Those who are new to scrap metal recycling often have a difficult time figuring out what the different scrap metals are. It’s helpful to be able to identify different types of scrap metal so that you can properly sort it and get the most money possible when you sell it to a scrap yard. While you do have the option of bringing all your scrap metal to the scrap yard in one heap, you can sometimes get more money if different types of metals are weighed separately. Here is a guide you can use to identify different scrap metals so that you will be prepared to start scrap recycling.

1. Identifying Scrap Metals with Magnets

One of the easiest places to start when you need to identify and sort scrap metals is seeing how it responds to a regular magnet. If the metal is attracted to the magnet, then it is considered ferrous, which means it contains iron. If the metal is not affected by the magnet, then it does not contain iron and is non-ferrous. This test is a great way to separate out iron and other ferrous scrap metal from non-magnetic metals such as aluminum and brass.

2. Distinctive Colors

There are a lot of metals that have distinctive colors that can help you figure out the metal’s identity just by looking at it. Copper-colored scrap metal will typically be either copper or red brass. If the metal has been casted or molded, then it is likely red brass because copper is difficult to cast. If you have copper scrap metal, you can get a lot of money for it at a scrap yard. Gold-colored metals are usually a type of brass. The metal gold is similar in color to brass but has a darker and less yellow hue. Gold is also rarer, so it is likely that your gold-colored scrap metal is actually brass.

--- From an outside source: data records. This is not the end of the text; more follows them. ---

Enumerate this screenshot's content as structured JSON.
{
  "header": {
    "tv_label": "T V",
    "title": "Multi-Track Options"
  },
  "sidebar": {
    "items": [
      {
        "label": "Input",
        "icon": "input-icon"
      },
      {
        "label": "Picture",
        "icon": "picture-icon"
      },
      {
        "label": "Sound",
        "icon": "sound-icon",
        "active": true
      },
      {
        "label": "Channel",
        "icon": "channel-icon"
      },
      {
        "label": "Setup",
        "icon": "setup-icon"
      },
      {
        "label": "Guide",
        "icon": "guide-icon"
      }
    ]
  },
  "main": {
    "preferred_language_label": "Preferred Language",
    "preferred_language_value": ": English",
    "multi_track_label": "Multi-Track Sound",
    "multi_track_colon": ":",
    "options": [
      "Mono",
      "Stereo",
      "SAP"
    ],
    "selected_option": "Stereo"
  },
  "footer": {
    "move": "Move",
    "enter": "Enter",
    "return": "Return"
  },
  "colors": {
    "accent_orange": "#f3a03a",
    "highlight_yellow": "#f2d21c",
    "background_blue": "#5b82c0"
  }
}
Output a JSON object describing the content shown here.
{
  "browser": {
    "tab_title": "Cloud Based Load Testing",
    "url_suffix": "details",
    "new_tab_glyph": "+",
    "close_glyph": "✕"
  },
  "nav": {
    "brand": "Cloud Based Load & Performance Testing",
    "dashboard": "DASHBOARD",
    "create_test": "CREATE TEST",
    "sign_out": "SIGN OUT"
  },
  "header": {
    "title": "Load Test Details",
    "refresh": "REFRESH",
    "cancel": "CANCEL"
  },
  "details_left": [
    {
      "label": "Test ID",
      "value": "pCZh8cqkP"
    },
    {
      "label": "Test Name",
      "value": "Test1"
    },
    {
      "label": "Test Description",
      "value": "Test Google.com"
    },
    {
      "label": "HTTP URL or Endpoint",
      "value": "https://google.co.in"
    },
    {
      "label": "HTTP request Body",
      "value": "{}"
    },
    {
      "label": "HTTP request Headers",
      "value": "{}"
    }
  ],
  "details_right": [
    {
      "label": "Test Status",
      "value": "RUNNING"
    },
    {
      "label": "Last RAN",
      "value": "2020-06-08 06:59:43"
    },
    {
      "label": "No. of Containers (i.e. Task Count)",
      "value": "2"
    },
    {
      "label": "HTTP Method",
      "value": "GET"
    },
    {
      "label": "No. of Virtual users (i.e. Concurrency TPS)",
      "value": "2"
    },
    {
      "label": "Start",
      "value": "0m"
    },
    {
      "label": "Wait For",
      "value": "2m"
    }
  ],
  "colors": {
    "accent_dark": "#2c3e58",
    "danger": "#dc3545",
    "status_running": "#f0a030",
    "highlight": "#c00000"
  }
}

However, it is also important to keep in mind that some metals may be rusted or painted, so trying to identify scrap metal based solely on color can be misleading. You can try using a chisel to scrape the rust or paint off to give you a better look at the metal underneath.

3. Weight

When two metals look very similar, their weight can help you figure out what types of metals they each are. For example, aluminum is a very lightweight metal and is easily bent. Meanwhile, lead and iron are quite heavy for their size. Feeling the weight of a piece of scrap metal or using a scale to weigh it can help you determine what type of scrap metal you have before heading to a scrap yard.

4. Oxidation

The presence or lack of oxidation can tell you a lot about a scrap metal’s chemical makeup. Iron scrap metal will often have a distinctive red rust. Oxidation on bronze and copper has a greenish coloring. Chromium and stainless steel will not have any oxidation on them. Oxidation can be a great indicator of the type of scrap metal you are dealing with. However, you must also keep in mind the age and condition of the metal. If it is newer or has been kept in good condition, then the scrap metal likely will not have any oxidation on it to give you a hint of its identity.

5. Hardness

Testing a metal’s hardness is a common method of identification. Some metals are very soft while others are much harder. For example, pure copper is soft and will easily flake when you file it with a mill file. Steel, on the other hand, is hard and much more resistant to flaking. Another way to test the hardness of a metal is with a hammer and cold chisel. The characteristics of the flakes that come off the metal will help you figure out the type of scrap metal it is. For example, brittle flakes that break apart easily might mean it is cast iron. Continuous flakes that do not break apart easily may be steel, aluminum, or malleable iron.

6. What Was It Used For?

Certain metals are more useful in different applications than others, so you may be able to determine the type of scrap metal by looking at what it was being used for. For example, because copper conducts electricity so well, it is frequently used in modern electrical wiring. Iron is very heavy and rusts easily, so you probably will not find it being used as an exterior building material. Because it is so soft and easily bent, tin will never be found in plumbing pipes. If you are torn between thinking your scrap metal could be one of two types of metal, consider what it was used for, and that can help you narrow down the possibilities.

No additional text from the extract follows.